When:
Friday, February 21, 2025
11:00 AM - 12:00 PM CT
Where: Online
Audience: Faculty/Staff - Student - Post Docs/Docs - Graduate Students
Cost: free
Contact:
Kisa Kowal
(847) 491-3974
Group: Department of Statistics and Data Science
Category: Academic, Lectures & Meetings
Knowledge-Guided Machine Learning for Scientific Discovery: Challenges and Opportunities
Xiaowei Jia, Assistant Professor, Department of Computer Science, University of Pittsburgh
Abstract:
Data science and machine learning (ML) models, which have found tremendous success in several commercial applications where large-scale data is available, e.g., computer vision and natural language processing, has met with limited success in scientific domains. Traditionally, physics-based models of dynamical systems are often used to study engineering and environmental systems. Despite their extensive use, these models have several well-known limitations due to incomplete or inaccurate representations of the physical processes being modeled. Given rapid data growth due to advances in sensor technologies, there is a tremendous opportunity to systematically advance modeling in these domains by using machine learning methods. However, capturing this opportunity is contingent on a paradigm shift in data-intensive scientific discovery since the “black box” use of ML often leads to serious false discoveries in scientific applications. Because the hypothesis space of scientific applications is often complex and exponentially large, an uninformed data-driven search can easily select a highly complex model that is neither generalizable nor physically interpretable, resulting in the discovery of spurious relationships, predictors, and patterns. This problem becomes worse when there is a scarcity of labeled samples, which is quite common in science and engineering domains.

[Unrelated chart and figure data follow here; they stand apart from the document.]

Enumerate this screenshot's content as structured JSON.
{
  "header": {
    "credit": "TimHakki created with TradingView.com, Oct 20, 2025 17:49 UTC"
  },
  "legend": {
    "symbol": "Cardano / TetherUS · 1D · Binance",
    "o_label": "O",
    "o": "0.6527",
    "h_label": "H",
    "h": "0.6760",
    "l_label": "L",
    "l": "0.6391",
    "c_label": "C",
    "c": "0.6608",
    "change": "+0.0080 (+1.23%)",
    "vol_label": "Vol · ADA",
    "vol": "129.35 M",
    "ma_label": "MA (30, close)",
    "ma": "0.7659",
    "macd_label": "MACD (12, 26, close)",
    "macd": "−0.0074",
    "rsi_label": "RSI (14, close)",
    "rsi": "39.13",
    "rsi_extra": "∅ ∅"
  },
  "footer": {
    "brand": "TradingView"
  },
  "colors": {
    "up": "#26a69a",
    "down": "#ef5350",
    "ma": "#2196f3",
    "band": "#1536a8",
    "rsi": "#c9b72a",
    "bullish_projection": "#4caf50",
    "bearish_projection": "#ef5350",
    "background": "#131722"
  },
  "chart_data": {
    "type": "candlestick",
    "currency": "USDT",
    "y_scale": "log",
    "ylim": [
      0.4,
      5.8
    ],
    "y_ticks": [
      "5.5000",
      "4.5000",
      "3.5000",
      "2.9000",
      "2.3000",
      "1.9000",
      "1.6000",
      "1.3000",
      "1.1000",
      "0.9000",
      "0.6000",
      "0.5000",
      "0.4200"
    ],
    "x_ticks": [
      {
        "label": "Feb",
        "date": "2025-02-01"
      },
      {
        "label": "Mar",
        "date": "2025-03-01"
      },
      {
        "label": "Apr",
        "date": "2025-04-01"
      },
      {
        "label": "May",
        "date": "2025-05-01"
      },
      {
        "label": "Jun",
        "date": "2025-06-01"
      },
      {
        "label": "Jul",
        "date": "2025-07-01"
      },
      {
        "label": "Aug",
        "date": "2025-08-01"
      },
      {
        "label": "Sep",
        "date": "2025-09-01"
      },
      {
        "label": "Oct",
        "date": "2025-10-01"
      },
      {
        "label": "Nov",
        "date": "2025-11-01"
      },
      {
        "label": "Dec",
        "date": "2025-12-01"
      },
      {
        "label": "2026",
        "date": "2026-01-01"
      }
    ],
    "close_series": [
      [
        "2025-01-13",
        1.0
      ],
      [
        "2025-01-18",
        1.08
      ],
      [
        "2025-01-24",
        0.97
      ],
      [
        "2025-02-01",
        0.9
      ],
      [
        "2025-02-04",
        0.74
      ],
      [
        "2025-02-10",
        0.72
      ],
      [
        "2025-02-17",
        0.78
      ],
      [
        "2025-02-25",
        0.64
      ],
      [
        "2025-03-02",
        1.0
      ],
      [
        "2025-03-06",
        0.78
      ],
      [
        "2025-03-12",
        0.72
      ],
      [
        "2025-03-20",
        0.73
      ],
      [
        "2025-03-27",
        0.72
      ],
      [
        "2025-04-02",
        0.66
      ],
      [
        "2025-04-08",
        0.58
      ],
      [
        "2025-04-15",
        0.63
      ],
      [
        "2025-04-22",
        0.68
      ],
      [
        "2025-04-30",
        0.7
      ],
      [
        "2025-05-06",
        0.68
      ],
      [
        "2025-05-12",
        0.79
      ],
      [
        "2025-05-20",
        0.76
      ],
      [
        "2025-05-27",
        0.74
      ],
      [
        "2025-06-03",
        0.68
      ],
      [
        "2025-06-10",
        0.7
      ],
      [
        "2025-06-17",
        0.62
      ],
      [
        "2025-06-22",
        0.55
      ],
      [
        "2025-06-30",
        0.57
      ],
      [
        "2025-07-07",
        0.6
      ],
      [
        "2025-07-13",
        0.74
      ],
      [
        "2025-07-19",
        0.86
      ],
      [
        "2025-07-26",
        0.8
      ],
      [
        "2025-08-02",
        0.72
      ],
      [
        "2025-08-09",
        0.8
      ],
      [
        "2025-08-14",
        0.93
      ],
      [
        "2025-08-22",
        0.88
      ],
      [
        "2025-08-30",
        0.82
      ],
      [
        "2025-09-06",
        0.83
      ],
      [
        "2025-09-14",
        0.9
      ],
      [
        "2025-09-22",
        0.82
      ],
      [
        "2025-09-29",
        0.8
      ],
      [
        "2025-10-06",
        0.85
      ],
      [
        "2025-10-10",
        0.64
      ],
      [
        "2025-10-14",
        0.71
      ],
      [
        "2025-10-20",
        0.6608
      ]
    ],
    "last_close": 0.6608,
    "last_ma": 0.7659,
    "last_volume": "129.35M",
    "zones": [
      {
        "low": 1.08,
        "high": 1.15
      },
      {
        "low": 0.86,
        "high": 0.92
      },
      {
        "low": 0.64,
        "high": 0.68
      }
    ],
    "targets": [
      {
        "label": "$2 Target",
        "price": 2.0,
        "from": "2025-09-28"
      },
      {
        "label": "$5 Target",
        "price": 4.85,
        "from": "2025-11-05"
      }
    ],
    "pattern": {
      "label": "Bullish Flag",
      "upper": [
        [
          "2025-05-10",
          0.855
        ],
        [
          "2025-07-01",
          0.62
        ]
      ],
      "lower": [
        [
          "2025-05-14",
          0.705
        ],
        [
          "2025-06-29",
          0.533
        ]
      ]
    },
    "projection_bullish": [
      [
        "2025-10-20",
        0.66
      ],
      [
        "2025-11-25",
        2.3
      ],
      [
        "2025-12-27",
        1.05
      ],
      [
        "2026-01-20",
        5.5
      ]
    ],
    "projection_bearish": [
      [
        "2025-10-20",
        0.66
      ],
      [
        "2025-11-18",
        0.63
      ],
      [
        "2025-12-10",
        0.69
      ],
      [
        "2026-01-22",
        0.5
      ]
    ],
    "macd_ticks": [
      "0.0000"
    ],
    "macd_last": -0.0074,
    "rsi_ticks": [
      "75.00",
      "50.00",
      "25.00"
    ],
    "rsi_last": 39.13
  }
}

My work aims to build the foundations of knowledge-guided machine learning (KGML) by exploring several ways of bringing scientific knowledge and machine learning models together. In particular, we discuss gaps and opportunities in scientific discovery and show the effectiveness of KGML in multiple applications of great societal and scientific relevance. My work also has the potential to greatly advance the pace of discovery in a number of scientific and engineering disciplines where physics-based models are used, e.g., hydrology, agriculture, climate science, materials science, power engineering and biomedicine.